I believe that the engineer will prefer a continuous beam to be used if you want to remove the existing piers. This will mean that from what I can tell from the photo's the steel would run below the bottom of the existing bearers. You may be able to run the steelwork beside the existing bearers, but you will need to notch out the others and have additional support cleats fabricated for support to the engineer's requirements. 
Are the short beams actually bearers or were they placed as infill in the previous exercise (office construction). It seems unusual to have bearers forming a cross like what is shown unless they are required for structural support of roof/wall loads from above. Anyway, if you have an engineer look at it you will be able to determine quickly if they are structural or otherwise. 
I have restumped our Qld'er recently allowing new rooms to be built underneath. Used 75*75*5 SHS for the columns with 450 dia x 900 deep concrete footings. Bolted channel sections (200 & 250PFC) to the existing bearers so as I could shift locations of columns to suit room layout.

----------


## silentC

I _think_ that the reason for the cross members was his attempt to reduce some of the bounce in the floor. They are not supported other than skew-nailing to the bearers. I would be taking them out and if necessary putting an extra row of bearers in between. It probably needs it anyway, because the floor is quite bouncy. 
There is one load-bearing wall above the piers and it is in line with the first row (the row I want to replace). This wall supports a second storey wall and 1/3rd of a roof load as well.

----------


## IanA

All that lovely room under your house. 
You're making me drool!!!

----------


## silentC

OK, the engineer came round this morning and had a look.

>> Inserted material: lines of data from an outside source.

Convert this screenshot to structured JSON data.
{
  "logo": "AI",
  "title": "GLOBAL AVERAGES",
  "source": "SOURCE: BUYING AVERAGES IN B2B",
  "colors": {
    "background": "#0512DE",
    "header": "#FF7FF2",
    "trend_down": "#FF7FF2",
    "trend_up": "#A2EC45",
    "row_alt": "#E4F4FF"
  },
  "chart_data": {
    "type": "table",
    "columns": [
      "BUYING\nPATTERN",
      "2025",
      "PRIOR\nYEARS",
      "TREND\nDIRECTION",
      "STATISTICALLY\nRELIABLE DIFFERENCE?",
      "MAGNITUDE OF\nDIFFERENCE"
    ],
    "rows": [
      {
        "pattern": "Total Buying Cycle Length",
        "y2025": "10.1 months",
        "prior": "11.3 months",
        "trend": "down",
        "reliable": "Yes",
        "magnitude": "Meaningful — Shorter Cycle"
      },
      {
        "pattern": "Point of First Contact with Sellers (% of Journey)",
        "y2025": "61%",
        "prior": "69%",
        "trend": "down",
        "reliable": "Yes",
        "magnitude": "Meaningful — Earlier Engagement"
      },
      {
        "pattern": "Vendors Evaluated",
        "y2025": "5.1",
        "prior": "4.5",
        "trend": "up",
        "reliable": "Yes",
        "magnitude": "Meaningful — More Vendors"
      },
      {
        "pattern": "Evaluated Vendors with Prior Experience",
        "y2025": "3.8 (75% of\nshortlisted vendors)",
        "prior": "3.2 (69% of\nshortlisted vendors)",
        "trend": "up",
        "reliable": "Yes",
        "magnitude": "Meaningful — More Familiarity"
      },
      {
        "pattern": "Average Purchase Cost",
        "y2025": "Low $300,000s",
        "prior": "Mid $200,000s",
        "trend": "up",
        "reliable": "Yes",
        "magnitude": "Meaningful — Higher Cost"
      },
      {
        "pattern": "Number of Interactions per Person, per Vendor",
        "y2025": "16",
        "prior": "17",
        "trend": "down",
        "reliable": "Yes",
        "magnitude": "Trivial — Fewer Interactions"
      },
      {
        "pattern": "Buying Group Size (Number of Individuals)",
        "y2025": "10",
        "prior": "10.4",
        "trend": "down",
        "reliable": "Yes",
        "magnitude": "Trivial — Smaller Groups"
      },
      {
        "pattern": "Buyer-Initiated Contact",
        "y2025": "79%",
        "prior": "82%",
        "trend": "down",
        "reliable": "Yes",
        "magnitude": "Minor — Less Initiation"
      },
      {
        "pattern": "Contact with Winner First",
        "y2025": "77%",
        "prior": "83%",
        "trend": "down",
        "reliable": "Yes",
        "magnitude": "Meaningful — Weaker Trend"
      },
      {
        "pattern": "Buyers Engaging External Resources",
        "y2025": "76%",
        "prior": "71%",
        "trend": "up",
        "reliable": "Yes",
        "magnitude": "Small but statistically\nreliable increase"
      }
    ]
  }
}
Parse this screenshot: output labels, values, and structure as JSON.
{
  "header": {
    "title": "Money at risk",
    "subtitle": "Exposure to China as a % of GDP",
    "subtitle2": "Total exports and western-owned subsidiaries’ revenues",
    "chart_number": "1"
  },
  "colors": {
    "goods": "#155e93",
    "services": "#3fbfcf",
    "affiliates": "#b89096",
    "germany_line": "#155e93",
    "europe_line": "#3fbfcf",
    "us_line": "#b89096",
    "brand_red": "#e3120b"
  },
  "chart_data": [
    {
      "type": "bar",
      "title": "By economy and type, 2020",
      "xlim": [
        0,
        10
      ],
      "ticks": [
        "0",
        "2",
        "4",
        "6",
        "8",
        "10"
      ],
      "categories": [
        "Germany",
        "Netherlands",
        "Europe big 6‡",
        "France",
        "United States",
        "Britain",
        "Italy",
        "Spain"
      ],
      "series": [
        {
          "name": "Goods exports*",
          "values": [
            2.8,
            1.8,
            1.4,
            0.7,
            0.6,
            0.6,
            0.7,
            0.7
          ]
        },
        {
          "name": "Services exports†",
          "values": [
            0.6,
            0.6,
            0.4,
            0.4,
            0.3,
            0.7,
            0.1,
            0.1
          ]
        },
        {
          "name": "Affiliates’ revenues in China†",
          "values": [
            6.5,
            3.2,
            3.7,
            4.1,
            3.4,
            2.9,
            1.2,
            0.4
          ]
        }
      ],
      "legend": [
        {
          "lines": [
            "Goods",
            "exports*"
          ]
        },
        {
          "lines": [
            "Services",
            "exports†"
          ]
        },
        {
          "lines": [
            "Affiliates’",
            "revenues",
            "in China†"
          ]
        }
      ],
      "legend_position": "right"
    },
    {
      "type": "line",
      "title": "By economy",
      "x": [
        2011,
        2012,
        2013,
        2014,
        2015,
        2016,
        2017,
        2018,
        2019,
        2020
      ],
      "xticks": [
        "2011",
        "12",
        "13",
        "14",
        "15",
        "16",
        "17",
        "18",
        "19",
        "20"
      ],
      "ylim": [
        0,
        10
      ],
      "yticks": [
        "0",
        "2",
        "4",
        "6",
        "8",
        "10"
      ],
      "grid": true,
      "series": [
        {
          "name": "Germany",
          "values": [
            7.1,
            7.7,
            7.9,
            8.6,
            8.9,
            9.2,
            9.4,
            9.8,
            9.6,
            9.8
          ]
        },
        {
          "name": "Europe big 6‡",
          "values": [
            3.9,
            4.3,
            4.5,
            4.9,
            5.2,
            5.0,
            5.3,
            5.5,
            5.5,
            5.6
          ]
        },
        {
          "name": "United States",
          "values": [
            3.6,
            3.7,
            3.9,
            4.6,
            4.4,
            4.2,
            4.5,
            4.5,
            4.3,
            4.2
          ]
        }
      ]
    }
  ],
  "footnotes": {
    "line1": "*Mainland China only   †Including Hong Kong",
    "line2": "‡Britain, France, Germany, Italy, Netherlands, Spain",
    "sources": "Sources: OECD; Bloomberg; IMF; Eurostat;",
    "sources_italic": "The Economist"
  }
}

What he has recommended is pretty much in line with Mick's suggestion. We're going to bolt a channel to the bearers, blocking it out where it's staggered. He doesn't think it will need one on each side.  
To keep the section size down, we're going to have a row of steel piers, probably in the middle. To compensate for that, he reckons I should get in a dingo and excavate the whole bank behind the first row of piers, which would give me another 10 sq. metres of space. That makes a total of about 60 sq. metres. 
We can do all that without removing any existing piers, then when it's finished, I can dig out the bank and remove the old piers at my leisure (funny definition of leisure). It will need a retaining wall all the way around because the sub floor will be above floor level in a lot of places. He can design one so that I wont need to underpin the footings, which will be excellent. You just have to stagger the retaining wall to give the bank a bit of mass on the inside of the sub floor. 
$700 for the onsite inspection plus pier, beam and retaining wall designs. Money well spent I reckon. Downside - requires a construction certificate.

----------